Battle over croc permit

WHILE most kids grow up with dogs and cats as family pets, Proserpine's John Casey grew up with an estuarine crocodile.

Now 47 years later, he is taking on the State Government who has put new conditions on his permit since he transferred it from his late father's name to his own.

Charlene, the three metre crocodile, has been part of the Casey family since John was just two-years-old.

His father Alf died in November last year.

Despite biting off Alf's hand in a feeding mishap back in 1986, the croc has remained a placid member of the Casey family.

Mr Casey said his father Alf often took the croc on public outings in Proserpine and up and down the coast of North Queensland.

“We used to take her on holidays with us,” he said.

“She was guest of honour at a ball in Cairns once and she has been in nearly every pub from Rockhampton to Cairns.”

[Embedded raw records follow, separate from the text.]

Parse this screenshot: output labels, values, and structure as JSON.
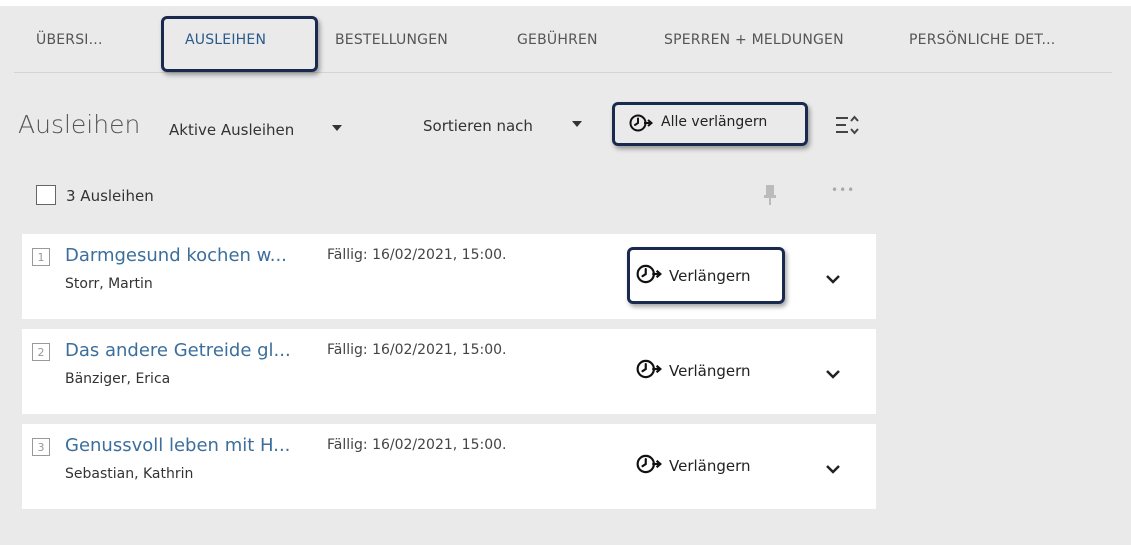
{
  "tabs": [
    {
      "label": "ÜBERSI..."
    },
    {
      "label": "AUSLEIHEN"
    },
    {
      "label": "BESTELLUNGEN"
    },
    {
      "label": "GEBÜHREN"
    },
    {
      "label": "SPERREN + MELDUNGEN"
    },
    {
      "label": "PERSÖNLICHE DET..."
    }
  ],
  "active_tab": "AUSLEIHEN",
  "toolbar": {
    "heading": "Ausleihen",
    "filter_label": "Aktive Ausleihen",
    "sort_label": "Sortieren nach",
    "renew_all_label": "Alle verlängern"
  },
  "selection": {
    "count_label": "3 Ausleihen"
  },
  "loans": [
    {
      "number": "1",
      "title": "Darmgesund kochen w...",
      "author": "Storr, Martin",
      "due": "Fällig: 16/02/2021, 15:00.",
      "action": "Verlängern"
    },
    {
      "number": "2",
      "title": "Das andere Getreide gl...",
      "author": "Bänziger, Erica",
      "due": "Fällig: 16/02/2021, 15:00.",
      "action": "Verlängern"
    },
    {
      "number": "3",
      "title": "Genussvoll leben mit H...",
      "author": "Sebastian, Kathrin",
      "due": "Fällig: 16/02/2021, 15:00.",
      "action": "Verlängern"
    }
  ],
  "icons": {
    "renew": "clock-arrow-icon",
    "sort_toggle": "sort-lines-icon",
    "pin": "pin-icon",
    "more": "ellipsis-icon",
    "expand": "chevron-down-icon"
  },
  "colors": {
    "link": "#3b6e9c",
    "highlight_border": "#1a2a4e",
    "background": "#eaeaea",
    "card": "#ffffff"
  }
}
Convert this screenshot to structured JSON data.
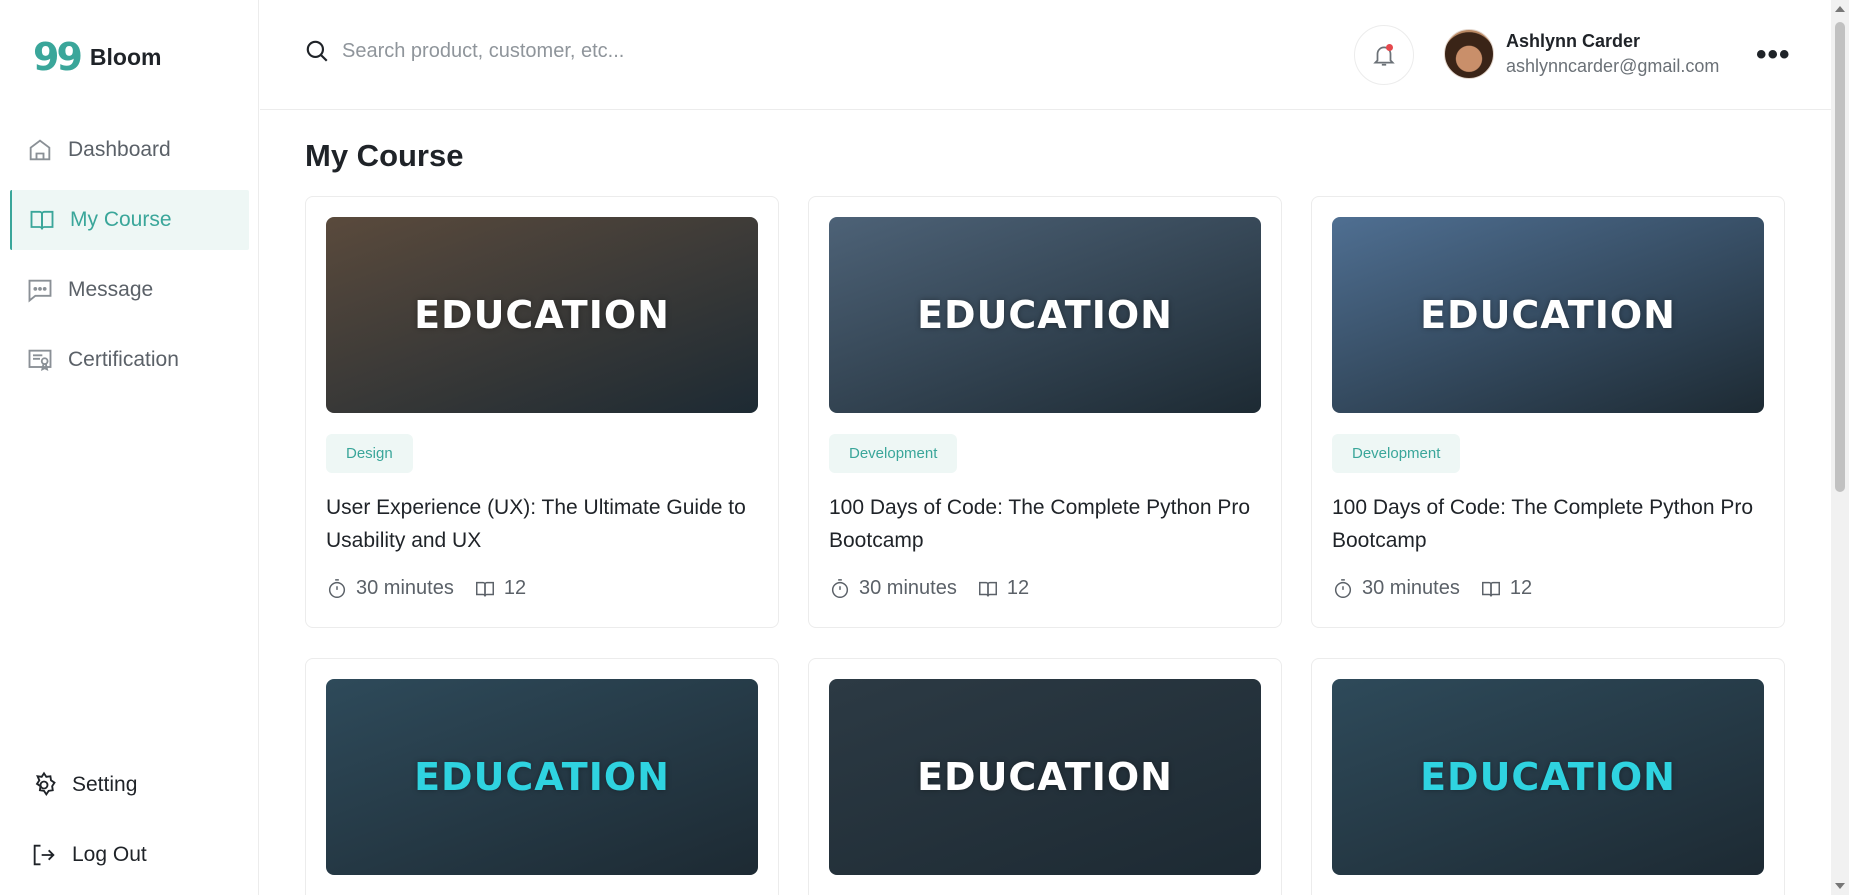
{
  "brand": {
    "logo_mark": "99",
    "name": "Bloom",
    "accent": "#3aa69a"
  },
  "sidebar": {
    "items": [
      {
        "label": "Dashboard",
        "icon": "home-icon",
        "active": false
      },
      {
        "label": "My Course",
        "icon": "book-icon",
        "active": true
      },
      {
        "label": "Message",
        "icon": "message-icon",
        "active": false
      },
      {
        "label": "Certification",
        "icon": "certificate-icon",
        "active": false
      }
    ],
    "bottom": [
      {
        "label": "Setting",
        "icon": "gear-icon"
      },
      {
        "label": "Log Out",
        "icon": "logout-icon"
      }
    ]
  },
  "header": {
    "search_placeholder": "Search product, customer, etc...",
    "user": {
      "name": "Ashlynn Carder",
      "email": "ashlynncarder@gmail.com"
    },
    "more": "•••"
  },
  "page": {
    "title": "My Course"
  },
  "courses": [
    {
      "category": "Design",
      "title": "User Experience (UX): The Ultimate Guide to Usability and UX",
      "duration": "30 minutes",
      "lessons": "12",
      "image_text": "EDUCATION",
      "image_bg": "#5a4a3c"
    },
    {
      "category": "Development",
      "title": "100 Days of Code: The Complete Python Pro Bootcamp",
      "duration": "30 minutes",
      "lessons": "12",
      "image_text": "EDUCATION",
      "image_bg": "#4d6277"
    },
    {
      "category": "Development",
      "title": "100 Days of Code: The Complete Python Pro Bootcamp",
      "duration": "30 minutes",
      "lessons": "12",
      "image_text": "EDUCATION",
      "image_bg": "#4f6f92"
    },
    {
      "category": "",
      "title": "",
      "duration": "",
      "lessons": "",
      "image_text": "EDUCATION",
      "image_bg": "#2e4a5a"
    },
    {
      "category": "",
      "title": "",
      "duration": "",
      "lessons": "",
      "image_text": "EDUCATION",
      "image_bg": "#2c3a44"
    },
    {
      "category": "",
      "title": "",
      "duration": "",
      "lessons": "",
      "image_text": "EDUCATION",
      "image_bg": "#2e4a5a"
    }
  ]
}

Charlene has been in the national media spotlight a couple of times throughout the years and a UK film company is looking at making a documentary on the scaly creature's domesticated life.

But now the Department of Environment and Resource Management (DERM) is cracking down on Mr Casey's permit.

They require him to have a fence around the enclosure, a letter from a zoo, wildlife park or farm which says they will support him with the handling of the crocodile when or if necessary, and he must be formally trained in crocodile handling.

Mr Casey said he felt it was unnecessary to make these conditions since he had grown up with the croc for 47 years.

He has also been Charlene's primary carer for the past 10 years after his father became ill.

Queensland's Climate Change and Sustainability Minister Kate Jones said she understood Mr Casey had a long-standing attachment to the crocodile.

“But there are legitimate safety concerns which Mr Casey must address if he's to continue to keep the crocodile on his property,” she said.

Ms Jones said one of the concerns was the proximity of a caravan park which is about 40 metres from Mr Casey's property.

“If Mr Casey can demonstrate that the crocodile has a proper enclosure, that he has the capacity to capture it if it escapes, and has measures in place to ensure the animal's health DERM will consider renewing his permit when it expires in October next year,” she said.

Mr Casey has appealed the conditions and is using the help of a solicitor to fight the case.